The fighting in Ukraine sparked a debate about whether military contractors can be viewed as an ESG investment.
While investment in controversial weapons such as cluster bombs and landmines as defined in international treaties is banned — a status that is well-established in the asset management industry — Laud believes defence can be seen as sustainable.
Companies would still need to be assessed individually, as would the weapons they make and which countries these were sold to, “but we would not exclude defence as a principle”.
Morningstar’s analysis also shows the number of European ESG funds holding more than 5 per cent in aerospace and defence companies tripled, going from 22 to 66 in the past two years.
BNP Paribas ETFs, including its Easy CAC 40® ESG UCITS ETF, have breached 10 per cent of holdings in aerospace and defence, as has Paris-based Amundi’s Index Solutions CAC 40 ESG. Amundi declined to comment.
Michael Field, Morningstar’s European Equity Strategist, said the sector had “always been an ESG minefield, but this too is shifting in investors’ minds” with managers viewing it more “with an open mind” in the wake of the conflict in Ukraine.
The value of the funds’ aerospace and defence sector holdings are still small relative to their overall assets, accounting for less than 1 per cent of the €1.5tn held.
However, the sector has gone from a “relatively uninteresting sector in a lot of investors’ minds” to one that many now “feel they need to be invested in, otherwise they may get left behind”, Field said.

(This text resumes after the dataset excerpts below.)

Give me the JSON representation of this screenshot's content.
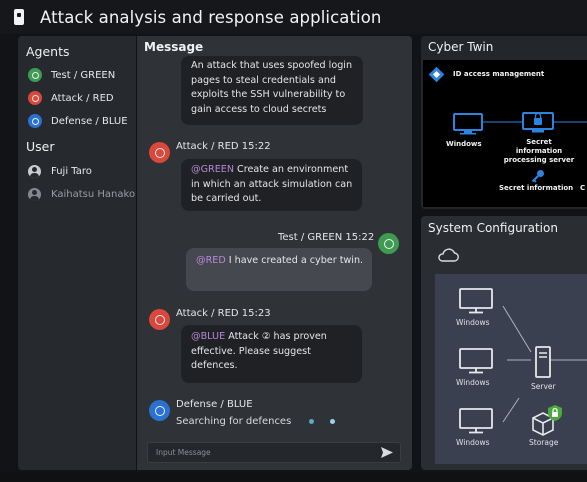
{
  "app": {
    "title": "Attack analysis and response application"
  },
  "sidebar": {
    "agents_title": "Agents",
    "agents": [
      {
        "label": "Test / GREEN",
        "color": "#3f9a52"
      },
      {
        "label": "Attack / RED",
        "color": "#d9483b"
      },
      {
        "label": "Defense / BLUE",
        "color": "#2a71d1"
      }
    ],
    "user_title": "User",
    "users": [
      {
        "label": "Fuji Taro"
      },
      {
        "label": "Kaihatsu Hanako"
      }
    ]
  },
  "messages": {
    "header": "Message",
    "items": [
      {
        "text": "An attack that uses spoofed login pages to steal credentials and exploits the SSH vulnerability to gain access to cloud secrets"
      },
      {
        "meta": "Attack / RED 15:22",
        "mention": "@GREEN",
        "text": " Create an environment in which an attack simulation can be carried out."
      },
      {
        "meta": "Test / GREEN 15:22",
        "mention": "@RED",
        "text": " I have created a cyber twin."
      },
      {
        "meta": "Attack / RED 15:23",
        "mention": "@BLUE",
        "text": " Attack ② has proven effective. Please suggest defences."
      },
      {
        "meta": "Defense / BLUE",
        "text": "Searching for defences"
      }
    ],
    "input_placeholder": "Input Message"
  },
  "cyber_twin": {
    "title": "Cyber Twin",
    "id_label": "ID access management",
    "windows_label": "Windows",
    "secret_server_label": "Secret information processing server",
    "secret_info_label": "Secret information",
    "cut_label": "C"
  },
  "system_config": {
    "title": "System Configuration",
    "windows_labels": [
      "Windows",
      "Windows",
      "Windows"
    ],
    "server_label": "Server",
    "storage_label": "Storage"
  }
}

The MSCI Europe aerospace and defence index has risen by 1.8 times since the start of 2022 as shares in leading contractors have soared. In the wider investment market, holdings in defence-themed mutual funds and exchange traded funds more than tripled from $5.8bn in Jan 2022 to $17.6bn July 2024, according to data from LSEG Lipper.

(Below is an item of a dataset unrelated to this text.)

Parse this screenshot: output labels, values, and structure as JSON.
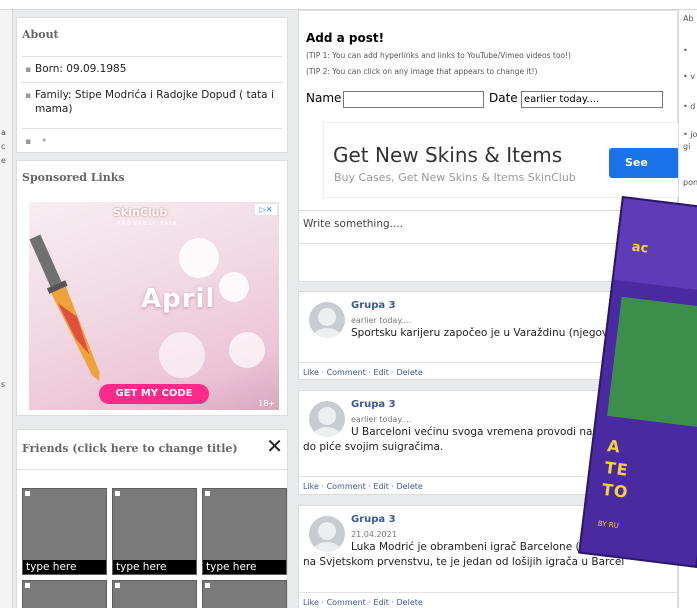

In the US, the value of ESG funds’ exposure to aerospace and defence rose to €1.2bn in the second quarter of 2024, up from €779mn in the second quarter of 2022, according to Morningstar.

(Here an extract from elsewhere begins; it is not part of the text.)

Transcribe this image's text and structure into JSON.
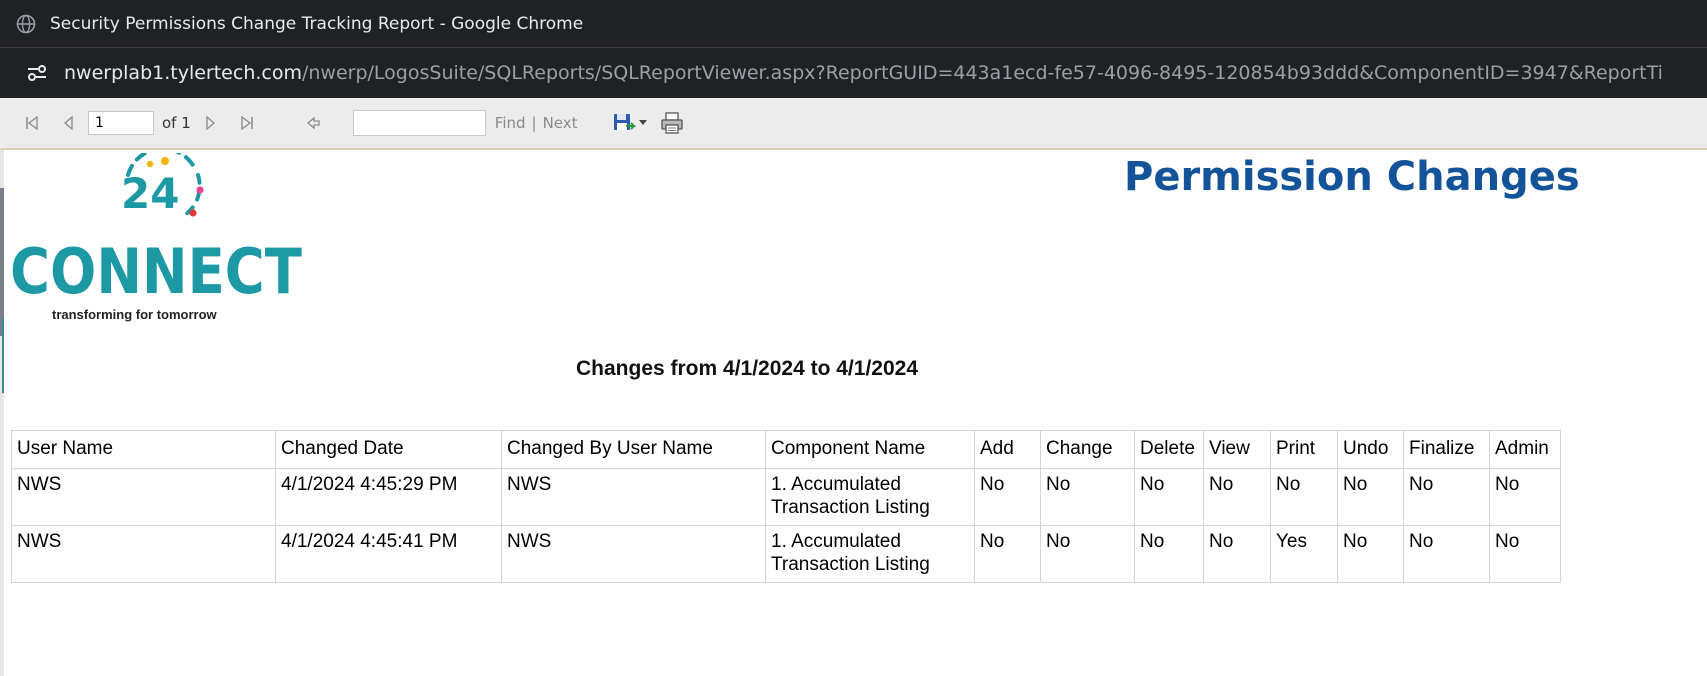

BlackRock’s iShares ESG Aware MSCI USA, one of the world’s largest ESG funds, includes US defence giants RTX and Northrop Grumman, as well as industrial conglomerate Honeywell. RTX and Northrop have both benefited from Pentagon orders, including for missiles and rocket motors.
The fund tracks an underlying index provided by MSCI, and excludes controversial weapons and producers and retailers of civilian firearms.
Policymakers in the UK and Europe are continuing to push investors to back the sector.
In the UK, the new Labour government has promised to introduce a law to regulate agencies that evaluate the ESG performance of companies amid concerns over a lack of transparency in the ratings process. Defence sector executives have previously warned that overcautious or misapplied ESG considerations often impacted the ability of the sector to attract investment and secure financial services.
David Coombs, head of multi-asset investments at Rathbones, said that while the UK-based manager had not added defence stocks to its sustainable funds, it considered “ESG risk” as part of a general risk analysis across its all its funds.
For example, Rathbones has held Lockheed Martin since 2016, over which time the stock’s ESG risk has continually fallen according to its analysis.
But exposure to defence can cut both ways. “You’ve got defence stocks that might be selling to the Israeli military. [There, the] ESG risk is super high,” Coombs added.
Student protests have targeted universities with calls for divestment from companies linked to the conflict in Gaza.